Fluid geochemistry of high-temperature hydrothermal fields in the okinawa trough

Abstract

This review compiles fluid chemistries of the six known high-temperature hydrothermal fields in the Okinawa Trough (OT) and compares them to global representative fields with various tectonic/geologic backgrounds. The comparisons indicate that the chemical characteristics of the OT hydrothermal fluids are explained by linkages between (1) shallow water depth that constrains the maximum fluid temperature, (2) back-arc tectonic setting that introduces magmatic volatiles into the fluid, (3) probable silicic rock-based fluidmineral interaction at the hydrothermal reaction zone, and (4) seafloor sediment around the vents that provides both compounds derived from sedimentary organic matter and biogenic compounds, such as methane, produced by microbial ecosystems in the sedimentary environment.

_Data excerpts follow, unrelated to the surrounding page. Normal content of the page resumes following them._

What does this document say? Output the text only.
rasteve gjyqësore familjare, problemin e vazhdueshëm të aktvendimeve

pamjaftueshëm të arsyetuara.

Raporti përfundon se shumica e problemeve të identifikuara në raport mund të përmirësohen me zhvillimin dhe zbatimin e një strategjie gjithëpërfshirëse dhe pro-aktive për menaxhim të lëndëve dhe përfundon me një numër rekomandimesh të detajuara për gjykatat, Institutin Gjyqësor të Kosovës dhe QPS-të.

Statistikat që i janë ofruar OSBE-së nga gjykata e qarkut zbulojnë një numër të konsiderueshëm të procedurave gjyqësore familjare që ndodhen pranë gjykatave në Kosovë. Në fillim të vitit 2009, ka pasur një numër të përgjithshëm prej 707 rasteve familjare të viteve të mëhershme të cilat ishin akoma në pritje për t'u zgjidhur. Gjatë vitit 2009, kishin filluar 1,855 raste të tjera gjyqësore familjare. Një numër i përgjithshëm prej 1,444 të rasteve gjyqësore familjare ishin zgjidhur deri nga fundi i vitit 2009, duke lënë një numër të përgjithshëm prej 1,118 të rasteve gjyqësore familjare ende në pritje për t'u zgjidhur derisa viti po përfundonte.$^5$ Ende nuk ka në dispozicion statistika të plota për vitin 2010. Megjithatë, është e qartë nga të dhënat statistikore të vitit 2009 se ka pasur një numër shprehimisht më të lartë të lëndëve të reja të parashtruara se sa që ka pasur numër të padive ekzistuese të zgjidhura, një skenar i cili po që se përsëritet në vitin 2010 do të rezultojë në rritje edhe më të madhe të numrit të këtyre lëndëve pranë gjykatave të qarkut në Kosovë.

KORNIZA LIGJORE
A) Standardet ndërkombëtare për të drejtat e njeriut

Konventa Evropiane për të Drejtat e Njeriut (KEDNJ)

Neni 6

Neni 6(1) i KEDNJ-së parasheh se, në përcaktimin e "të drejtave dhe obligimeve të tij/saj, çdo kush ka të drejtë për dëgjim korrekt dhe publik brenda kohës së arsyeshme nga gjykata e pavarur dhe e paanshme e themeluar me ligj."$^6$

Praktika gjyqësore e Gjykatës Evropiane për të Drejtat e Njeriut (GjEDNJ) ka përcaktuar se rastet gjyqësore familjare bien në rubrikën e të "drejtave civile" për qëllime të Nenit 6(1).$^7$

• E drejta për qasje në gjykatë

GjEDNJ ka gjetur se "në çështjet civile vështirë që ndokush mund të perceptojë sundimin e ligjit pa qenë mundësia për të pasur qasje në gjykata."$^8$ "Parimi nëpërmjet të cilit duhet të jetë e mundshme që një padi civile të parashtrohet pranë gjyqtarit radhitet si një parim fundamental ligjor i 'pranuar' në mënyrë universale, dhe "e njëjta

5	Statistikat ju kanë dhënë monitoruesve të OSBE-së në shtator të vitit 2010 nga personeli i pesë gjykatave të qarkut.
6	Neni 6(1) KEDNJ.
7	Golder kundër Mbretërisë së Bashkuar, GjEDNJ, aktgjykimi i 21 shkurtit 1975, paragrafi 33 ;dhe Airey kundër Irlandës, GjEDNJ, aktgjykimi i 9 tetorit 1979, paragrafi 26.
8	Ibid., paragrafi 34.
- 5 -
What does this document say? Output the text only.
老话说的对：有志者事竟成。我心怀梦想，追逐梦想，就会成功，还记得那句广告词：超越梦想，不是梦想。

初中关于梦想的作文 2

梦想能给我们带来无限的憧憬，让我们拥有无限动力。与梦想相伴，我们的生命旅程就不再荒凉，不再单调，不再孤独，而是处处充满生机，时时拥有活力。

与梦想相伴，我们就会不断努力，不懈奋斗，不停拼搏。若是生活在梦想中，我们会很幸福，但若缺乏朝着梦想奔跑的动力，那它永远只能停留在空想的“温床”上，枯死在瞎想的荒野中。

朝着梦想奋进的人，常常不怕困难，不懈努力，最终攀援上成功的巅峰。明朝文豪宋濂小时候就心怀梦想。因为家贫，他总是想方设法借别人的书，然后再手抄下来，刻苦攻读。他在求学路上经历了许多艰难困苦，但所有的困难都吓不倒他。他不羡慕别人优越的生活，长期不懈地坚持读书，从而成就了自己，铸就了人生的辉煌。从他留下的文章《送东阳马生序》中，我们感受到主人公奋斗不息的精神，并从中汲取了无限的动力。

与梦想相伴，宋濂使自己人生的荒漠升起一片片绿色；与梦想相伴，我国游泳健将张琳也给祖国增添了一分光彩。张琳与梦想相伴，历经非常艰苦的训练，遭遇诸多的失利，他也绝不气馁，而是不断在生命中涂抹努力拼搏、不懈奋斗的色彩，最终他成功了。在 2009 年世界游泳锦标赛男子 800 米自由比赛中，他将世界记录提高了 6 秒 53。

To explain the highly diverse gas compositions and stable isotope ratios of methane among the OT hydrothermal fields, “fluid-sediment interaction” has been further classified into several types with respect to processes (microbial or chemical) and stages of subseafloor fluid circulation (recharge or discharge). This concept, called the Microbial Methanogenesis at Recharge stage (MMR) model, enables us not only to deduce the geochemical origins of the hydrothermal fluid CH4 in each OT field but also to estimate the geographical distribution of hydrothermal fluid circulation via a two-dimension schematic illustration. The model, which links the fluid geochemistry with the subseafloor fluid migration path, will serve as a base for future studies also for any subseafloor geofluid systems that include hydrothermal systems, subseafloor methane hydrate, and seismogenic fault zone.